De cet âge où il apprivoisait les sons, Dylan s’était déjà souvenu au moment d’animer pendant trois ans (2006-2009) une émission de radio thématique (Theme time radio hour), alignant les morceaux autour de la bagnole, de la boisson, du divorce ou de l’argent. La faculté d’absorption phénoménale de « Bob l’éponge », notoire depuis ses débuts folk, trouvait là un débouché inattendu. Ce livre en est à certains égards un produit dérivé, mais il est plus que cela. Son principe d’écriture est assez simple : une chanson, un premier texte qui en paraphrase et développe le contenu – mais avec un Dylan, la paraphrase a tôt fait de devenir poésie en mouvement –, puis un second chargé d’éléments factuels sur le contexte et l’interprète. Le format n’est pas immuable : c’est parfois lapidaire (une dizaine de lignes elliptiques sur Long Tall Sally !) et cela va parfois jusqu’à dépasser les trois pages, avec digression à la clé – sur l’espéranto, la guerre en Irak, la polygamie (oui) ou la réincarnation (à propos du standard Where Or When).

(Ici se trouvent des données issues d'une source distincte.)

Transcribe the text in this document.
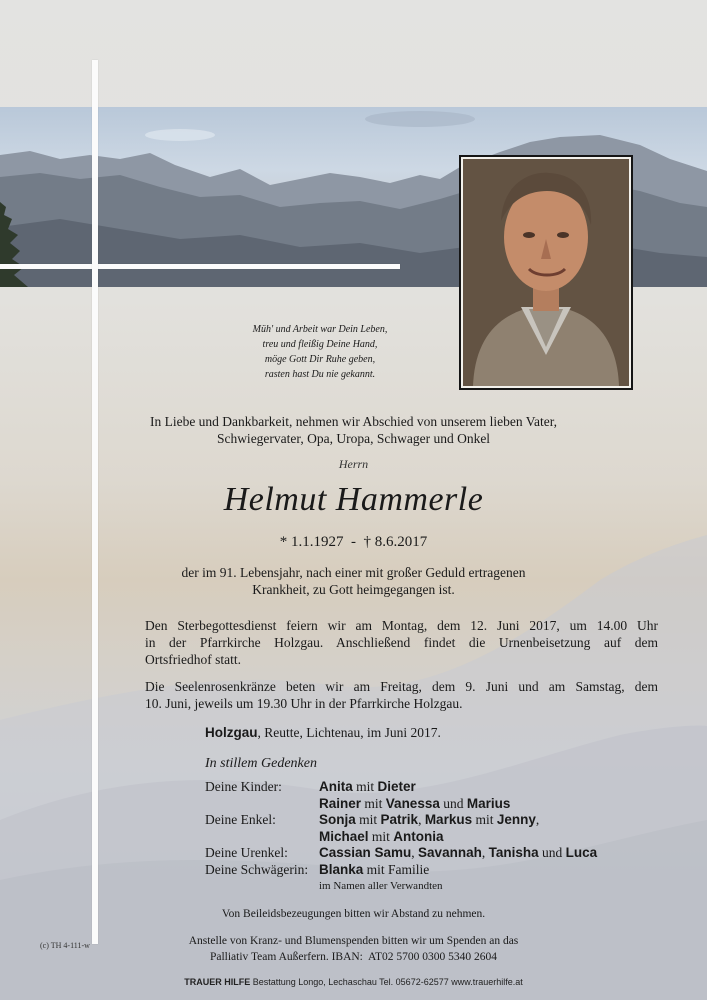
Müh' und Arbeit war Dein Leben,
treu und fleißig Deine Hand,
möge Gott Dir Ruhe geben,
rasten hast Du nie gekannt.
In Liebe und Dankbarkeit, nehmen wir Abschied von unserem lieben Vater,
Schwiegervater, Opa, Uropa, Schwager und Onkel
Herrn
Helmut Hammerle
* 1.1.1927  -  † 8.6.2017
der im 91. Lebensjahr, nach einer mit großer Geduld ertragenen
Krankheit, zu Gott heimgegangen ist.
Den Sterbegottesdienst feiern wir am Montag, dem 12. Juni 2017, um 14.00 Uhr
in der Pfarrkirche Holzgau. Anschließend findet die Urnenbeisetzung auf dem
Ortsfriedhof statt.
Die Seelenrosenkränze beten wir am Freitag, dem 9. Juni und am Samstag, dem
10. Juni, jeweils um 19.30 Uhr in der Pfarrkirche Holzgau.
Holzgau, Reutte, Lichtenau, im Juni 2017.
In stillem Gedenken
Deine Kinder:	Anita mit Dieter
Rainer mit Vanessa und Marius
Deine Enkel:	Sonja mit Patrik, Markus mit Jenny,
Michael mit Antonia
Deine Urenkel: Cassian Samu, Savannah, Tanisha und Luca
Deine Schwägerin: Blanka mit Familie
im Namen aller Verwandten
Von Beileidsbezeugungen bitten wir Abstand zu nehmen.
(c) TH 4-111-w	Anstelle von Kranz- und Blumenspenden bitten wir um Spenden an das
Palliativ Team Außerfern. IBAN:  AT02 5700 0300 5340 2604
TRAUER HILFE Bestattung Longo, Lechaschau Tel. 05672-62577 www.trauerhilfe.at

Illustrations du livre « Philosophe de la chanson moderne » (2022), de Bob Dylan. Ici, pages consacrées aux titres « Long Tall Sally », de Little Richard, et le standard « Where Or When ».

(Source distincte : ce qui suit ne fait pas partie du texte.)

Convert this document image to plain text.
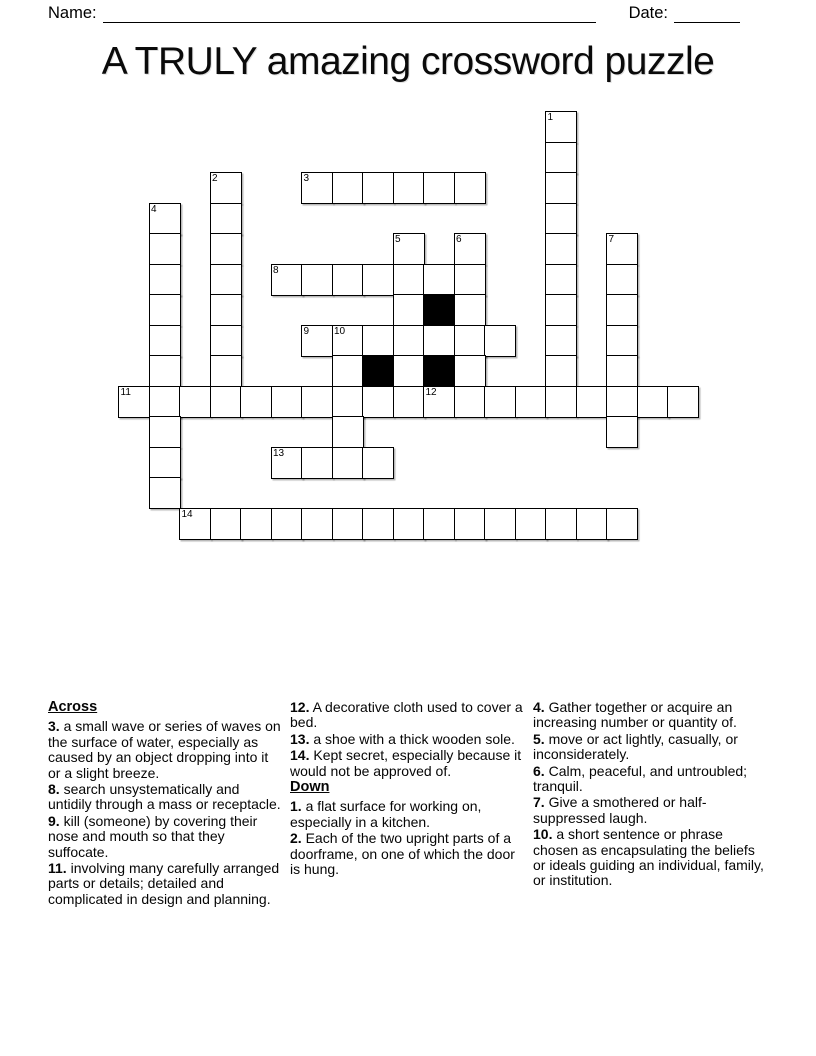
Name:	Date:
A TRULY amazing crossword puzzle
1
2	3
4
5	6	7
8
9 10
11	12
13
14
Across

3. a small wave or series of waves on the surface of water, especially as caused by an object dropping into it or a slight breeze.

8. search unsystematically and untidily through a mass or receptacle.

9. kill (someone) by covering their nose and mouth so that they suffocate.

11. involving many carefully arranged parts or details; detailed and complicated in design and planning.

12. A decorative cloth used to cover a bed.

13. a shoe with a thick wooden sole.

14. Kept secret, especially because it would not be approved of.

Down

1. a flat surface for working on, especially in a kitchen.

2. Each of the two upright parts of a doorframe, on one of which the door is hung.

4. Gather together or acquire an increasing number or quantity of.

5. move or act lightly, casually, or inconsiderately.

6. Calm, peaceful, and untroubled; tranquil.

7. Give a smothered or half-suppressed laugh.

10. a short sentence or phrase chosen as encapsulating the beliefs or ideals guiding an individual, family, or institution.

Illustrations du livre « Philosophe de la chanson moderne » (2022), de Bob Dylan. Ici, pages consacrées aux titres « Long Tall Sally », de Little Richard, et le standard « Where Or When ».

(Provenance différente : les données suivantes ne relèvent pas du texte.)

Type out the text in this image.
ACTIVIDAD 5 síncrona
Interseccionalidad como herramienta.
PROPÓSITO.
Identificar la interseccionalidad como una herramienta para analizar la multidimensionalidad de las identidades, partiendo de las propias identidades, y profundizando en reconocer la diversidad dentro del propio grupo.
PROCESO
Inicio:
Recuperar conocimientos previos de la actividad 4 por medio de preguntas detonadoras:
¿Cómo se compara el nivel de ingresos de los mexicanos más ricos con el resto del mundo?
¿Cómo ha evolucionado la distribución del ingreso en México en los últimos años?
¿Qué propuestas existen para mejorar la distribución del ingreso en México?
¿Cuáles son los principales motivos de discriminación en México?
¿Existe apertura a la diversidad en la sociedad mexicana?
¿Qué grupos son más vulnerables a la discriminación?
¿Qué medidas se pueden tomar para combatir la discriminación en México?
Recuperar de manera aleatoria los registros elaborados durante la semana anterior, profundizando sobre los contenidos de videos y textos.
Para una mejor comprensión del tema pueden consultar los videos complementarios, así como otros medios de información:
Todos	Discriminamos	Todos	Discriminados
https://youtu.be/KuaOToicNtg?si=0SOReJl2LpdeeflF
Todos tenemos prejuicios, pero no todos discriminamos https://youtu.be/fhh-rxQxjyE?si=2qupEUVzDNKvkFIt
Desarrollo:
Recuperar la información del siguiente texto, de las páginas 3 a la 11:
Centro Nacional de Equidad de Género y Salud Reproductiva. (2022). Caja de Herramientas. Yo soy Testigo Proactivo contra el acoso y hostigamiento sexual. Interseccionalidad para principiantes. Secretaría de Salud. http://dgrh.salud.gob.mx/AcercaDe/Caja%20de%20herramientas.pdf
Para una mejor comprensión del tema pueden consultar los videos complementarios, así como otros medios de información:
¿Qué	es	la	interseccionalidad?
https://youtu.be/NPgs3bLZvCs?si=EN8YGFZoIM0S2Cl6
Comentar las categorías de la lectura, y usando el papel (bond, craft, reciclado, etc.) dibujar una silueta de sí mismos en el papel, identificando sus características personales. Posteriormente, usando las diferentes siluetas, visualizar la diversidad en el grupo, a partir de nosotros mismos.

Domaine Public/Adobe Stock

Bob Dylan n’est ni prof ni prophète, ni prêcheur ni archiviste. Il a l’érudition souple et sinueuse, et s’il donne parfois l’impression d’en inventer la moitié (poursuivi par sa réputation d’embobineur), on voit bien qu’il en connaît un rayon. Sa culture encyclopédique de la musique nord-américaine (et un peu au-delà) n’a donc rien d’assommant, mais, au lieu de conforter le lecteur, y compris censément spécialiste, dans la certitude de ses acquis, elle a le don de le balader dans un labyrinthe de références, de légendes et d’anecdotes qui le renverrait presque à l’état de néophyte. Et c’est sans doute vrai : même l’amateur éclairé de chansons rock, folk, country, blues, etc., n’aura toujours qu’une prise incomplète sur les objets de sa passion. La faute entre autres à un certain Dylan, qui focalisait sur son nom, sur ses disques le désir qu’on pouvait avoir d’une Amérique différente, souterraine, charriant autant d’alluvions bourbeuses que les eaux du Mississippi.

Un autre mouvement de sa carrière a donc consisté à faire connaître, en partie du moins, ces milliers de chansons qui ont précédé sa musique et l’ont nourrie. Sa Philosophie est un geste qui poursuit ce mouvement. Et c’est bel et bien un geste littéraire. Le style déjà goûté dans Chroniques. Volume 1 (2004) est ici déroulé sur un autre tempo, style parent mais différent de celui des chansons.

Dylan écrivain sème des aphorismes (« L’art est un dérangement. L’argent, un arrangement », est-ce vraiment de lui ?) ; des images sèches ou cocasses (« La star de cette chanson est un verre de bourbon vide ») ; des sagesses de fabricant (« En bonne partie, écrire des chansons consiste à les améliorer »). Puis, en se répandant à l’envi sur les autres, avec une générosité particulière dont on le crédite rarement, il parle forcément un peu de lui-même. Au hasard : « La vie personnelle d’un interprète n’aide pas spécialement à comprendre ses textes » ; « L’intérêt d’une tournée, c’est que rien ne vous pèse » ; « Les gens ont toutes sortes de raisons de changer de nom […]. Il y a ceux qui le font pour échapper à un invisible ange noir ou afin de poursuivre un objectif. »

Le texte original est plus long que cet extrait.